I'd say the game developers that can implement another system like RYL, with black market dealers, the unique Blacksmith system(it was actually unique at the time), the skill system, enough quests to where it doesn't seem like your grinding your way to max level, killer pvp, and enough endgame dungeons to keep people playing for better gear will have a good shot at taking a big chunk of subs away from WoW. Some games have parts of this, and fail at others. I'm just wondering why developers haven't looked at every game out there and said ok what do people like about each game. Then take all those aspects and make a game with it. Story has a good bit to do with it. But I'd personally rather play a game with a worse story that plays well, than play a game with a good story and doesnt play well. So Developers get focus groups together, listen to the players, let them make the game for you(you do the coding).... polish it up and your bound to have an excellent profit. The only problem is too many developers want to make "their"game. Well, heres a little tidbit....if you want it to be a success it needs to feel less like your game and more like the communities' game. You made it, but if you want people to pay 15$ a month to play a game. It needs to feel like they have a lot to do with the development.

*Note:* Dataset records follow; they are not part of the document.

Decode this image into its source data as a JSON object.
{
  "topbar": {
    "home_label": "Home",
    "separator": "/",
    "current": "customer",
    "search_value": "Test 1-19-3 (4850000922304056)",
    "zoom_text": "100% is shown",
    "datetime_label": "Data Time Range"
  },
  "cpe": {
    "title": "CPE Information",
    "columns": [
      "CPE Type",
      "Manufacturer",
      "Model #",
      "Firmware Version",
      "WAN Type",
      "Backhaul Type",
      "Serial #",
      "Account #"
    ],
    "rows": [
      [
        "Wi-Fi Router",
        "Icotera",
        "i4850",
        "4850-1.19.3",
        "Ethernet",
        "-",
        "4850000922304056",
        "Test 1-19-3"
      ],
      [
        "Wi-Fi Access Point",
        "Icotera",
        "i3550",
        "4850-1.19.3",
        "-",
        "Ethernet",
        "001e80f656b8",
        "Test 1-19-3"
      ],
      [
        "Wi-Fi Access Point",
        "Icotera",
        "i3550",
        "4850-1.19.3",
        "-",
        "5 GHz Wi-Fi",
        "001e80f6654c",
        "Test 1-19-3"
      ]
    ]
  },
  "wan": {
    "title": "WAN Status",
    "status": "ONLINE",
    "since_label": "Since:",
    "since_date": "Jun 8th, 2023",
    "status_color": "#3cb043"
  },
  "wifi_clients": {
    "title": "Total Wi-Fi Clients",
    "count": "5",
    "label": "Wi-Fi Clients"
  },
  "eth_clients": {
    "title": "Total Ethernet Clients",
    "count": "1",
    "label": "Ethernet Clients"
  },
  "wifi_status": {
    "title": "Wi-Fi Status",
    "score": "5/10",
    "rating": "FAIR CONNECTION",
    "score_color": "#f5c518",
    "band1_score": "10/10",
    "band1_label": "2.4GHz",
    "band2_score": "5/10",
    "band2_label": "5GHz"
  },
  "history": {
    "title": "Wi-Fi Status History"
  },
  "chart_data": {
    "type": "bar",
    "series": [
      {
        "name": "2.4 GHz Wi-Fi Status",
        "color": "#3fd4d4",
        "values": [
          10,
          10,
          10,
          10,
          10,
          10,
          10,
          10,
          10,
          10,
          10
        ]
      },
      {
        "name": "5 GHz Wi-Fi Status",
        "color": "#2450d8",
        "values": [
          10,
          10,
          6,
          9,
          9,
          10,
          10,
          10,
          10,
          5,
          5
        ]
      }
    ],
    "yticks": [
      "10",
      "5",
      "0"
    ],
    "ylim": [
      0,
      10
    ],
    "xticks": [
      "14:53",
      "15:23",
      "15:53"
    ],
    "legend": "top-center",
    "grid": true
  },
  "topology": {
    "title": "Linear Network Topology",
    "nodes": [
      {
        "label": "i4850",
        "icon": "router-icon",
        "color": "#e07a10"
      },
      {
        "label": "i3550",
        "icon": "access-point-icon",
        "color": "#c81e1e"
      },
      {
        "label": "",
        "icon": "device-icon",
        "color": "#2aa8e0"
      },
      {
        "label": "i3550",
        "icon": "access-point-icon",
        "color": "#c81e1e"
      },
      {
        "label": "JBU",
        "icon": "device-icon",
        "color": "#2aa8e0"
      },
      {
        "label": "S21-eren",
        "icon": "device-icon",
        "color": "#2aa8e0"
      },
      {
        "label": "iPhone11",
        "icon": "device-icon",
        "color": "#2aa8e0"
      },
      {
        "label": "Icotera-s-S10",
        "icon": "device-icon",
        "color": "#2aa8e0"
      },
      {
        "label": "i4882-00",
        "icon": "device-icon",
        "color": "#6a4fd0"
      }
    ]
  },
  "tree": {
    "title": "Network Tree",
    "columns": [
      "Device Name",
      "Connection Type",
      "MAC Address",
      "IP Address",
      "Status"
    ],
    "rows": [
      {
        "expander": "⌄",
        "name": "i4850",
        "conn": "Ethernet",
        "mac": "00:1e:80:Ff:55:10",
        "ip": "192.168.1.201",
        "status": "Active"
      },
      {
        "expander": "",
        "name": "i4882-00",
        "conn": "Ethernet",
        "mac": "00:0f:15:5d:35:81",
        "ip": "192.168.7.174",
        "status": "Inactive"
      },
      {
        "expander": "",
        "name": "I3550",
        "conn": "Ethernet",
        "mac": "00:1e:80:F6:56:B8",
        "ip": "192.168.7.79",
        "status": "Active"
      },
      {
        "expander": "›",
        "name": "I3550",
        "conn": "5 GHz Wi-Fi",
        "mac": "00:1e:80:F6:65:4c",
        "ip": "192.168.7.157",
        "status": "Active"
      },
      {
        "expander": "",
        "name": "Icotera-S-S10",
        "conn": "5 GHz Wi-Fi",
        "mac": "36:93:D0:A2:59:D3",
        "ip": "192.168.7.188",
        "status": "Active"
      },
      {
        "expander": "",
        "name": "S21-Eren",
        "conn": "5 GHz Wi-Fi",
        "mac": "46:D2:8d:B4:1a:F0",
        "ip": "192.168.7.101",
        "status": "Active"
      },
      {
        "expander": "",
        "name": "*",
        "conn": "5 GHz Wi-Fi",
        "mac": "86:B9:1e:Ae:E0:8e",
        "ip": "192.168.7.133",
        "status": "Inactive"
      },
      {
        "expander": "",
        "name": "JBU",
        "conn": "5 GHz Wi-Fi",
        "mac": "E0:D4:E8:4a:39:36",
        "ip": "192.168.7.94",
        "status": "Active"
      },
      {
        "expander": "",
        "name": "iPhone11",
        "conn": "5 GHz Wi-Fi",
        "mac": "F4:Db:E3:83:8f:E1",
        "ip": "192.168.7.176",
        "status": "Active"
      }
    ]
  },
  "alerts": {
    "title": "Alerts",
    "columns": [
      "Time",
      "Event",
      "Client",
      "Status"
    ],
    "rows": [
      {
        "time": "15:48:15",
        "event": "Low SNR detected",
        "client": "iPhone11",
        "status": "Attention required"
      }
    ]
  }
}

Just some thoughts.... I want some new game to take em down... They have reigned long enough.
RYL is Risk Your Life by the way. Incase people didn't know.
Comments
Why do people keep looking back at the past and wishing things were different instead of looking ahead? Not as if anything's gonna change, so all people can do is look back and learn from past mistakes.
And even if this game I've never heard off released without any issues it never would have reach beaten WoW anyway, or even came close to the success of WoW, due to the huge following Blizzard garnered from the creation of Warcraft 1&2, Diablo and Starcraft. Blizzard spent years earning a reputation amongst the PC gaming community of the time; something the developers of RYL failed to do before their game released as a buggy mess. Even now people are predicting the successes of the upcoming MMOs Guild Wars 2 and Star Wars: TOR, because both games are backed by studio developers (Arenanet & Bioware) that have earned their respect.
the problem with the past is.. quite often .. thats where some of our favourite games were.. and the further we move forwards.. sometimes.. the more 'rose tinted' those memories become, although there have been a few games that really were that good.. where.. the developers themselves actually broke their own game - and before everyone says SWG.. there were other games that stand out more.. like.. DAOC.. perhaps my own memories of that game are a bit 'rose tinted' but DAOC.. was amazing.. as for GW2 and SW:TOR.. they'll have a head start because of who is making them.. but i don't entirely agree that both are guaranteed sucesses because of it.. there was a time when you could have laid heavy odds on any Final Fantasy game being a 'heavy hitter' ... but the last 2 games they've released MMO and Single Player... have been .. disappointing.. reputations are hard to earn.. but.. they're very fragile.. and the successes of yesterday are easily trodden on.. in that sense i'd say Arenanet probably have a slight advantage over Bioware.. but until the games are released and we can see for ourselves.. all bets are off.